Ouest France, L'Edition du Soir - 9 Septembre 2014


À l’école, en entreprise, lors d'un entretien d’embauche ou encore à la tête d'une équipe, nous vivons tous des situations réclamant prestance, repartie et assurance. Marc Ladreit de Lacharrière, Jamel et Alain "papy" Degois en sont convaincus : un jeune formé à l’improvisation développe des qualités précieuses et concrètes, essentielles dans le monde du travail. D’ailleurs, si l’art de l’élocution et de l’esprit d’à-propos est depuis longtemps au centre de concours organisés par la Conférence des avocats du Barreau de Paris, les techniques de l’improvisation théâtrale sont aujourd’hui utilisées en entreprise pour former notamment ceux qui doivent réagir au quart de tour.

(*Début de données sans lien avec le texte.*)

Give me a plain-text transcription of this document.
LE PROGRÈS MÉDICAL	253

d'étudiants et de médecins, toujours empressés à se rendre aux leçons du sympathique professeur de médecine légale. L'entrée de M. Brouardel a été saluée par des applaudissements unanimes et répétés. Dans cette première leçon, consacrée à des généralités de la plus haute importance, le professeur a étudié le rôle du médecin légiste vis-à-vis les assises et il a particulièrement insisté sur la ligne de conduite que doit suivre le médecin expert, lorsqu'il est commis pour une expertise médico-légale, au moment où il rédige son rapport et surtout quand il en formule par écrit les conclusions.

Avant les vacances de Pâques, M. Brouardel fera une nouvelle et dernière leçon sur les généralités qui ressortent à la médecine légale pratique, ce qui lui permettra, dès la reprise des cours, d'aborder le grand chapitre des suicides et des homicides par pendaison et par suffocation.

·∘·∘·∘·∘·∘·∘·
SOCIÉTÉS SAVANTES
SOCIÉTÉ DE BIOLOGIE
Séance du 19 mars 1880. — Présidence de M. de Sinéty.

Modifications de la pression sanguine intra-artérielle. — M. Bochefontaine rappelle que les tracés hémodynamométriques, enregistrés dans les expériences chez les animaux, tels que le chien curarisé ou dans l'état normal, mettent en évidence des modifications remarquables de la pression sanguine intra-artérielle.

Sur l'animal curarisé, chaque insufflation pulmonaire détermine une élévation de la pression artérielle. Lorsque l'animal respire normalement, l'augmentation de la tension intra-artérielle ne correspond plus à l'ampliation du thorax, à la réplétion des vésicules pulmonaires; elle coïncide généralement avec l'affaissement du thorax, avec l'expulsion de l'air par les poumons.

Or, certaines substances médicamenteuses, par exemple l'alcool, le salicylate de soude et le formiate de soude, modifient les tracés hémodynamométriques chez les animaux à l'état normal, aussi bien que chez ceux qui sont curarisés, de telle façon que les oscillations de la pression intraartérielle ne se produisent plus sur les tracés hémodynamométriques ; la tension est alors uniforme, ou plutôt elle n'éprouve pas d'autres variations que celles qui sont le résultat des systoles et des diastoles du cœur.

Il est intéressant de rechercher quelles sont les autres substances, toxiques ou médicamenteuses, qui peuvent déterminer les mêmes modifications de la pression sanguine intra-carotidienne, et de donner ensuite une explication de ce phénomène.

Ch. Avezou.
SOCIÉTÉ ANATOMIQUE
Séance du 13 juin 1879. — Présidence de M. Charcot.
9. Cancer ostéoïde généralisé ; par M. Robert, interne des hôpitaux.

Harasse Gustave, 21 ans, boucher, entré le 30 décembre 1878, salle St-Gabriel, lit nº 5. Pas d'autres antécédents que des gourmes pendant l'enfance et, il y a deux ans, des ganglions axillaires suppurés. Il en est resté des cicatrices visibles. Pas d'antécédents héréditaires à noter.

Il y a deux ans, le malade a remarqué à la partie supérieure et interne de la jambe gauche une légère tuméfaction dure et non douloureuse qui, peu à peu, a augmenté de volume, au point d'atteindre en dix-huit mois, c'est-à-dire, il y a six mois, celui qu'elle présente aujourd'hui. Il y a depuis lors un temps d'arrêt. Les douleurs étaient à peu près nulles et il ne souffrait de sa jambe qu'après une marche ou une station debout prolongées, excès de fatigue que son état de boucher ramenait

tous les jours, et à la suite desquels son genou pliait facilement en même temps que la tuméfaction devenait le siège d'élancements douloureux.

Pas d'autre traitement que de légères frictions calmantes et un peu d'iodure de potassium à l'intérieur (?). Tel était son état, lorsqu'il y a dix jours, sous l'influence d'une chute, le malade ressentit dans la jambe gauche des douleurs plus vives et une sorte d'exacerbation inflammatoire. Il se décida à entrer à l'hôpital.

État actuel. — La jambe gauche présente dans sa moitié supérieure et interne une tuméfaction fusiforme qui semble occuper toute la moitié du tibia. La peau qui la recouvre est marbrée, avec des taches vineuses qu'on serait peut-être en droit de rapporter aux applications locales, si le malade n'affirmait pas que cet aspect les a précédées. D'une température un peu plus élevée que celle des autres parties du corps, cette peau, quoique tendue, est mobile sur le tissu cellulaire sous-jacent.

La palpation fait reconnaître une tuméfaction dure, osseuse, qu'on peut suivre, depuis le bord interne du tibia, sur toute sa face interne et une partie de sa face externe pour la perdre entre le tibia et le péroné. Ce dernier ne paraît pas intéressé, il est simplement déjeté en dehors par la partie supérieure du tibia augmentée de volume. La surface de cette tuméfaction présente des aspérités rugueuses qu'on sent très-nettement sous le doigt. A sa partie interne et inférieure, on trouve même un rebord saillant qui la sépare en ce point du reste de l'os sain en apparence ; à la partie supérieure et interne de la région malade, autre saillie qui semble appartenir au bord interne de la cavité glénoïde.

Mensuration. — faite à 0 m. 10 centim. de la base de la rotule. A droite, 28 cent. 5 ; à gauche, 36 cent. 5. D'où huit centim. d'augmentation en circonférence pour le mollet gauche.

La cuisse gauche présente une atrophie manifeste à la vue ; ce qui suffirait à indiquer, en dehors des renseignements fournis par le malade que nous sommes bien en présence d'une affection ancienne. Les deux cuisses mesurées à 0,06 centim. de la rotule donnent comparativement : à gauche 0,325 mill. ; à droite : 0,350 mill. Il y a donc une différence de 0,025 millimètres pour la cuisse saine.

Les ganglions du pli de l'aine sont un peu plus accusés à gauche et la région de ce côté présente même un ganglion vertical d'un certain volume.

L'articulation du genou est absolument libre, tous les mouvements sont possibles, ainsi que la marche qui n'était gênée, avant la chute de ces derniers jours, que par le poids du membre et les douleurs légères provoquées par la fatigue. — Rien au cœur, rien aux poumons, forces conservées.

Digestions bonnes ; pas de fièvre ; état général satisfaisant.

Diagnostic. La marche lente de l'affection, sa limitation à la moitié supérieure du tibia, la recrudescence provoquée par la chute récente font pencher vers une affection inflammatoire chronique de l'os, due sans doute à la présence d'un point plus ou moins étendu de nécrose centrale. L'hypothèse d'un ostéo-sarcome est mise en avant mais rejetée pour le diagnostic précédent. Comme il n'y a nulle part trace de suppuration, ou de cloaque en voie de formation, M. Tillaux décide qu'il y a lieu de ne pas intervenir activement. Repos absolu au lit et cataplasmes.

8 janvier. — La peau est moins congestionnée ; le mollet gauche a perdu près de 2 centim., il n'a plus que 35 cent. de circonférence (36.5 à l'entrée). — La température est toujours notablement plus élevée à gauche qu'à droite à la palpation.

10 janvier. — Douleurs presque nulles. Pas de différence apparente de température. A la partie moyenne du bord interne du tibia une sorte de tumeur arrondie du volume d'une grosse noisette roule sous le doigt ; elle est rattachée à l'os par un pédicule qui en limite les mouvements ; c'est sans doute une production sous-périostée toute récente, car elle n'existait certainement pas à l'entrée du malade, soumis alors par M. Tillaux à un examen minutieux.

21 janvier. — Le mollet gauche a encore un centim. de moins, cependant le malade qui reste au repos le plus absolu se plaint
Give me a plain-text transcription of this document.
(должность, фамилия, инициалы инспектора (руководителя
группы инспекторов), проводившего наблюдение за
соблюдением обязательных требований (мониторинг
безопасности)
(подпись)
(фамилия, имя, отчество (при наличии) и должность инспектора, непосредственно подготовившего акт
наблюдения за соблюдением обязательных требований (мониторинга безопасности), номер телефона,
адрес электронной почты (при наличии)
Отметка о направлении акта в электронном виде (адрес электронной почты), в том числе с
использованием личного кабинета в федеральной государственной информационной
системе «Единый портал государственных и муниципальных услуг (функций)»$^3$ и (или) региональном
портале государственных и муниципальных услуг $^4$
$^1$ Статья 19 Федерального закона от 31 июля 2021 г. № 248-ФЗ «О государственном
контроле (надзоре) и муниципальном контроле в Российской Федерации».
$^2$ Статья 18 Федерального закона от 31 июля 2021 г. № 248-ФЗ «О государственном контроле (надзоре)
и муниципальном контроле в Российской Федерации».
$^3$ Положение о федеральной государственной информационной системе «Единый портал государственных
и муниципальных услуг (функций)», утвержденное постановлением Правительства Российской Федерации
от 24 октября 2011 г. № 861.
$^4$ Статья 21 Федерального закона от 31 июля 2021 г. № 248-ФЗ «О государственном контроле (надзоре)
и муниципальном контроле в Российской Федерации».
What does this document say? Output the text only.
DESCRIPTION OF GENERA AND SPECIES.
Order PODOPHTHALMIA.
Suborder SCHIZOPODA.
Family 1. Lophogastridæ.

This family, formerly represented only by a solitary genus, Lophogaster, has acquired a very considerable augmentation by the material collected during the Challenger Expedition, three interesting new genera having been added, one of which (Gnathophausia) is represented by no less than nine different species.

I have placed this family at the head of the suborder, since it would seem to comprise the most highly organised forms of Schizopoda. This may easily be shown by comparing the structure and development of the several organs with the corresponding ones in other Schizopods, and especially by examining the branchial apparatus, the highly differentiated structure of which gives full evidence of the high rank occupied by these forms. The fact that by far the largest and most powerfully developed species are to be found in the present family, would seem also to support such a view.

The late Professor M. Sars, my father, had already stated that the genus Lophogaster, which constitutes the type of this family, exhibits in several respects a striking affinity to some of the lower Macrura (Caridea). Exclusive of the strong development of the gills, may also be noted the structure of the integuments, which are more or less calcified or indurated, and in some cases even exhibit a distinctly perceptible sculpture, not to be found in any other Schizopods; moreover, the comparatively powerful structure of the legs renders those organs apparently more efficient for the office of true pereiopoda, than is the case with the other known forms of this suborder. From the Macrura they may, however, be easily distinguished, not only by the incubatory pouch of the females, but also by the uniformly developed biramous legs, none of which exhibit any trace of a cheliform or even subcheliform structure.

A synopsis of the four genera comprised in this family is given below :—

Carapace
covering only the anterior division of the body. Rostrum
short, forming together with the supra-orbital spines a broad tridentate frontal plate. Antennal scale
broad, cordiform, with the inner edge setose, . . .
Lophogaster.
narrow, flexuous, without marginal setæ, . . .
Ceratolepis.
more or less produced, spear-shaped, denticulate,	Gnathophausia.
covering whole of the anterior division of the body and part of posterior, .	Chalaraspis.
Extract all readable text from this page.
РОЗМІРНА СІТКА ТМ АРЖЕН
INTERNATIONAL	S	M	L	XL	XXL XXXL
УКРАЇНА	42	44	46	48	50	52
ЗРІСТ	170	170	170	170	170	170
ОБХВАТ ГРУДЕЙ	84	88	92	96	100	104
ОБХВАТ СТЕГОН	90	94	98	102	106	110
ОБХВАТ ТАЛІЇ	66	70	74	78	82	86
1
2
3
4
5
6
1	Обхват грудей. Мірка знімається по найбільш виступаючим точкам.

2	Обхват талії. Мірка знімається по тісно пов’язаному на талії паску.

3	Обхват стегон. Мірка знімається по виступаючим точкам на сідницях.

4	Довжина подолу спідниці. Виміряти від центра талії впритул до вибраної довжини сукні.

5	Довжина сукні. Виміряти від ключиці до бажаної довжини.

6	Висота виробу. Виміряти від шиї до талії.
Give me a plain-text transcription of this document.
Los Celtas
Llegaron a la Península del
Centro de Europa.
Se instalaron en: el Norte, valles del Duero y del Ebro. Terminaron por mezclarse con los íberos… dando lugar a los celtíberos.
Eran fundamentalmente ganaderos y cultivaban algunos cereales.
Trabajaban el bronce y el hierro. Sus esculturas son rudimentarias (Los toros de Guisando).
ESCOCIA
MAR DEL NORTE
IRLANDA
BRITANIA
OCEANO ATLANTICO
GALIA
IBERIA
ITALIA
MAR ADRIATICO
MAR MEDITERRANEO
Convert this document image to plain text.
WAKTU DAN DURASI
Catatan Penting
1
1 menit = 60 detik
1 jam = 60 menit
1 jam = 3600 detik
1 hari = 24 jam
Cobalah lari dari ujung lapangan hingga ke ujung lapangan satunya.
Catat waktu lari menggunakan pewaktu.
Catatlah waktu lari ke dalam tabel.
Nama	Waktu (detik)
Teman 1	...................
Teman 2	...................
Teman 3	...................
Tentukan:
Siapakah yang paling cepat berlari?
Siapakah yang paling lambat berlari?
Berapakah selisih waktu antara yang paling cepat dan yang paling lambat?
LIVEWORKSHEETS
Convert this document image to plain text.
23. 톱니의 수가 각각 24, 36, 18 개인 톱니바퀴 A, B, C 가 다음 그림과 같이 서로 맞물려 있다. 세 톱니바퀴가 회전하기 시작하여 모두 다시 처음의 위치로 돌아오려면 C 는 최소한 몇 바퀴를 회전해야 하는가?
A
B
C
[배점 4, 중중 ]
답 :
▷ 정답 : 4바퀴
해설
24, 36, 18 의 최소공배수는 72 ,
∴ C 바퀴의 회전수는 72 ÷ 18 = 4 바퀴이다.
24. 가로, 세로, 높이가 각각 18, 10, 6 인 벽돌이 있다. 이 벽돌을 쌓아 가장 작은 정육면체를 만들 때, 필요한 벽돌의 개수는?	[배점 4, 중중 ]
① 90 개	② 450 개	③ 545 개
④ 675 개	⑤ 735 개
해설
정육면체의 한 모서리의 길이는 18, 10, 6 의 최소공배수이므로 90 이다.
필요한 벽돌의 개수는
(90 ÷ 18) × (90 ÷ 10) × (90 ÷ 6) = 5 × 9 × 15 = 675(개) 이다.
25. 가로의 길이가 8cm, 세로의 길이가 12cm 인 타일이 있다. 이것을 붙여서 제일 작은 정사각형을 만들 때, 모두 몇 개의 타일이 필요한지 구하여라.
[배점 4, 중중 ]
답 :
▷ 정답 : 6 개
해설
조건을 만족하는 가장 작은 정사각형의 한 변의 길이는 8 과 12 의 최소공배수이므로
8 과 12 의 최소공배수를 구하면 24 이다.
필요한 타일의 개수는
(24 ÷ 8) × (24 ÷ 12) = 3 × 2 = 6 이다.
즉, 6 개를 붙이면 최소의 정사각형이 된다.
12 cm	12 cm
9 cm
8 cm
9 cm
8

L'impro est aussi un outil d’intégration qui brise les barrières et les codes. Elle permet d’être soi-même sans se soucier du jugement de l’autre. On parle, indirectement, d’un outil essentiel pour nous aider à trouver une place dans ce monde. Dans un monde où les inégalités sont chaque jour plus flagrantes, donner à tous les jeunes l'accès à l’improvisation s'avère un moyen d’équilibrer leurs chances de réussite, quel que soit leur milieu social ou culturel.

À Bordeaux, Lille, Paris, Trappes, Rochefort, des ateliers d’impro sont déjà proposés aux élèves dans plusieurs collèges. Le travail réalisé dans celui d’un collège bordelais constitue le fil rouge de ce documentaire produit par Mélissa Theuriau et réalisé par Allan Rothschild et Édouard Bergeon. Il rend compte de ce que le jeu théâtral a apporté à ces adolescents dans leur vie personnelle et aussi en classe. Tout au long de l’année, ils rencontrent d’autres collégiens sur scène dans le cadre des matchs du Trophée d’improvisation organisé par la Fondation Culture et Diversité. Jusqu’à la finale qui s’est déroulée à Paris en présence du président de la République. En attendant de savoir si l’improvisation est, réellement, utile dans la vie de tous les jours, François Hollande semble déjà séduit par l’idée. On se rappelle qu’au mois de mai dernier, le président de la République avait été aperçu à la finale d’un concours d’improvisation, organisé... par Jamel Debbouze.